Die in der Auffanggesellschaft Medusa gebündelten neuen Eigner der SchmidtBank wollen den rund 10.000 freien Aktionären des maroden Instituts in wenigen Tagen ein Übernahmeangebot machen.


DER SPIEGEL

Die Konditionen stehen zwar noch nicht endgültig fest, doch wer seine Aktien bei einer Emission gezeichnet hat, werde rund sechs Euro für seine Papiere bekommen. "Das entspricht in etwa den Anschaffungskosten", berichtet ein an den Verhandlungen beteiligter Banker. Wer die Aktien über die SchmidtBank bezogen hat, kann mit rund 13 Euro rechnen ­ allerdings nur bis zu einer Obergrenze, die nach jetzigem Stand bei über 10.000 Stück liegen wird. Von den 76 Millionen Aktien der SchmidtBank sind knapp 20 Millionen im Streubesitz.
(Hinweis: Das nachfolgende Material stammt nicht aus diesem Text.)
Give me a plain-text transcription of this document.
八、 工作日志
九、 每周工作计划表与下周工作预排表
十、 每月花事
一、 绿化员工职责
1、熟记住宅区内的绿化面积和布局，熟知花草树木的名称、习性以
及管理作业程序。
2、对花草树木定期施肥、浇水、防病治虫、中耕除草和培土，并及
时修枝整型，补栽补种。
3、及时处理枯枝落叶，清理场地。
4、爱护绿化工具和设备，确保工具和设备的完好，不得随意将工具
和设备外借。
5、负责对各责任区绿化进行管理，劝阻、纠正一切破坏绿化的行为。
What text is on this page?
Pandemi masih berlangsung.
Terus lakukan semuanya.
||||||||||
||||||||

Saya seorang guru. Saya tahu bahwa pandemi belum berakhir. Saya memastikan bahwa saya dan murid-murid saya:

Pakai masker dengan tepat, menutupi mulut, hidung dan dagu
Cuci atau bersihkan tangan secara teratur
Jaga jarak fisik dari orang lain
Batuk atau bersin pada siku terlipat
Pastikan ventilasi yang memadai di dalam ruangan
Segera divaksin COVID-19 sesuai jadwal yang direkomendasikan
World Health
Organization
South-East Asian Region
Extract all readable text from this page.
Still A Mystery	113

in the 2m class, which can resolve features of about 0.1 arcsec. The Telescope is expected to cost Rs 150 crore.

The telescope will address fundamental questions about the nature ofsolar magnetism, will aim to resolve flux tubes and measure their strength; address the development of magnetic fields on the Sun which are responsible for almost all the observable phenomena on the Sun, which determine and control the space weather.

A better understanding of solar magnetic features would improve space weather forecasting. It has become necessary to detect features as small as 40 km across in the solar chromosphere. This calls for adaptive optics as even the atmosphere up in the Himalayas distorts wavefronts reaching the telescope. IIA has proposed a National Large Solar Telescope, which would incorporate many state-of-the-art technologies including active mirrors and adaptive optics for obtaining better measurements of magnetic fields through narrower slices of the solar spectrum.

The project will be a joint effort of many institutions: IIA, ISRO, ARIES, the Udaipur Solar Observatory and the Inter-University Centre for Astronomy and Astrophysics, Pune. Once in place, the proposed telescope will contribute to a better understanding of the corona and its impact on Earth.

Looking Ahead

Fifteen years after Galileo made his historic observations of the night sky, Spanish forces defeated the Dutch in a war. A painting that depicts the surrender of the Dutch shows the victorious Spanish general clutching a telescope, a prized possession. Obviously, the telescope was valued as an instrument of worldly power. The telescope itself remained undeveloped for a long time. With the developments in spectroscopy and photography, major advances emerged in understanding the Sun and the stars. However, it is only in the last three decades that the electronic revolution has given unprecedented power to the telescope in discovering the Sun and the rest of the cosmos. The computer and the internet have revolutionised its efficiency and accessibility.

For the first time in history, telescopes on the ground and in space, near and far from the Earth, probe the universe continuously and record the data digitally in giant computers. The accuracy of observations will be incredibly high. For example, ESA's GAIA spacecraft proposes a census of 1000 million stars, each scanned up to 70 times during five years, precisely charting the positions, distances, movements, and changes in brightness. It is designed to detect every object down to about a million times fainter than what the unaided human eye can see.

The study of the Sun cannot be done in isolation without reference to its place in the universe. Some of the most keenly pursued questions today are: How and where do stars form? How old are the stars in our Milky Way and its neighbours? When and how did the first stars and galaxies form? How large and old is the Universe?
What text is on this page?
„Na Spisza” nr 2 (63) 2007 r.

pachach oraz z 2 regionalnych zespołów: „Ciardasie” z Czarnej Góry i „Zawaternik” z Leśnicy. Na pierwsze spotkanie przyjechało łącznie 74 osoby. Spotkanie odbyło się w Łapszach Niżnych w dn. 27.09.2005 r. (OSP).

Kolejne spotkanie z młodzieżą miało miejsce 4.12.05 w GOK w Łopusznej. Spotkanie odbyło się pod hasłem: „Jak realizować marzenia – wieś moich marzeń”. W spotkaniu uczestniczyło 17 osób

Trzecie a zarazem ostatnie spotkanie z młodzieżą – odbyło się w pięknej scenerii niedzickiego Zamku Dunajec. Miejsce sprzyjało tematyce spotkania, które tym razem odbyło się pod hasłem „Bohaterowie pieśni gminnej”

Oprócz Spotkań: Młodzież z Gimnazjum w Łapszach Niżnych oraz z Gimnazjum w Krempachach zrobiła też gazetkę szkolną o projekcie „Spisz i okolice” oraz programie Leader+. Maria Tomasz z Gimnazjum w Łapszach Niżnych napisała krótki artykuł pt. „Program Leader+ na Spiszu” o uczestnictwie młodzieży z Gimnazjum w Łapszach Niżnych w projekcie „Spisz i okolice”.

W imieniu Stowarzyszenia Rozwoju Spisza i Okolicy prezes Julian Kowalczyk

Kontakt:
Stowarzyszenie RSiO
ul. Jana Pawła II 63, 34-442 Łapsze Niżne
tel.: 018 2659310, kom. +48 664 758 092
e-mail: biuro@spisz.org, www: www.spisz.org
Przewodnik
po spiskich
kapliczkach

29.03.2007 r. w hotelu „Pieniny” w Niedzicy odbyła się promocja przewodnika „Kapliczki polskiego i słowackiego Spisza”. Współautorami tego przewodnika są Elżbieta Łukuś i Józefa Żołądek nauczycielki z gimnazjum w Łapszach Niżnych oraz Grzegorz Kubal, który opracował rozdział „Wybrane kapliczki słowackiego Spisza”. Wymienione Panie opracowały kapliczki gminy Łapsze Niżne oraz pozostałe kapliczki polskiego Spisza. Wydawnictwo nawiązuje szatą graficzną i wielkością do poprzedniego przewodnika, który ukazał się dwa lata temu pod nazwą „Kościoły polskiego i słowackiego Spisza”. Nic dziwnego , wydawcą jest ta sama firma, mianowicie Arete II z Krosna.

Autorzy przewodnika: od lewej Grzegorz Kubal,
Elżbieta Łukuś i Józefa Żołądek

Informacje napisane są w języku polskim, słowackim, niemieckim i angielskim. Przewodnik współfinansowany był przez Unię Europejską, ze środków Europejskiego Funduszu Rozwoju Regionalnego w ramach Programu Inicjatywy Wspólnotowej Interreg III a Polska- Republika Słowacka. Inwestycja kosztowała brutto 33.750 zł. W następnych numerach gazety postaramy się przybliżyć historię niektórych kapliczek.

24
Der Handel wurde am 14. November wegen der Schieflage des Instituts eingestellt. Mit der freiwilligen Offerte will die Medusa einen Imageverlust, aber auch Anlegerklagen verhindern. Einige Aktionäre haben sich bereits mit Rechtsanwälten in Verbindung gesetzt. Sie beklagen, dass ihnen ihre Anlageberater die Aktien empfohlen hatten, ohne auf die Risiken hinzuweisen. Auch habe das Institut erste Berichte über die Schwierigkeiten der Bank dementiert ­ aus diesem Grund hätten sie ihre Positionen nicht verkauft.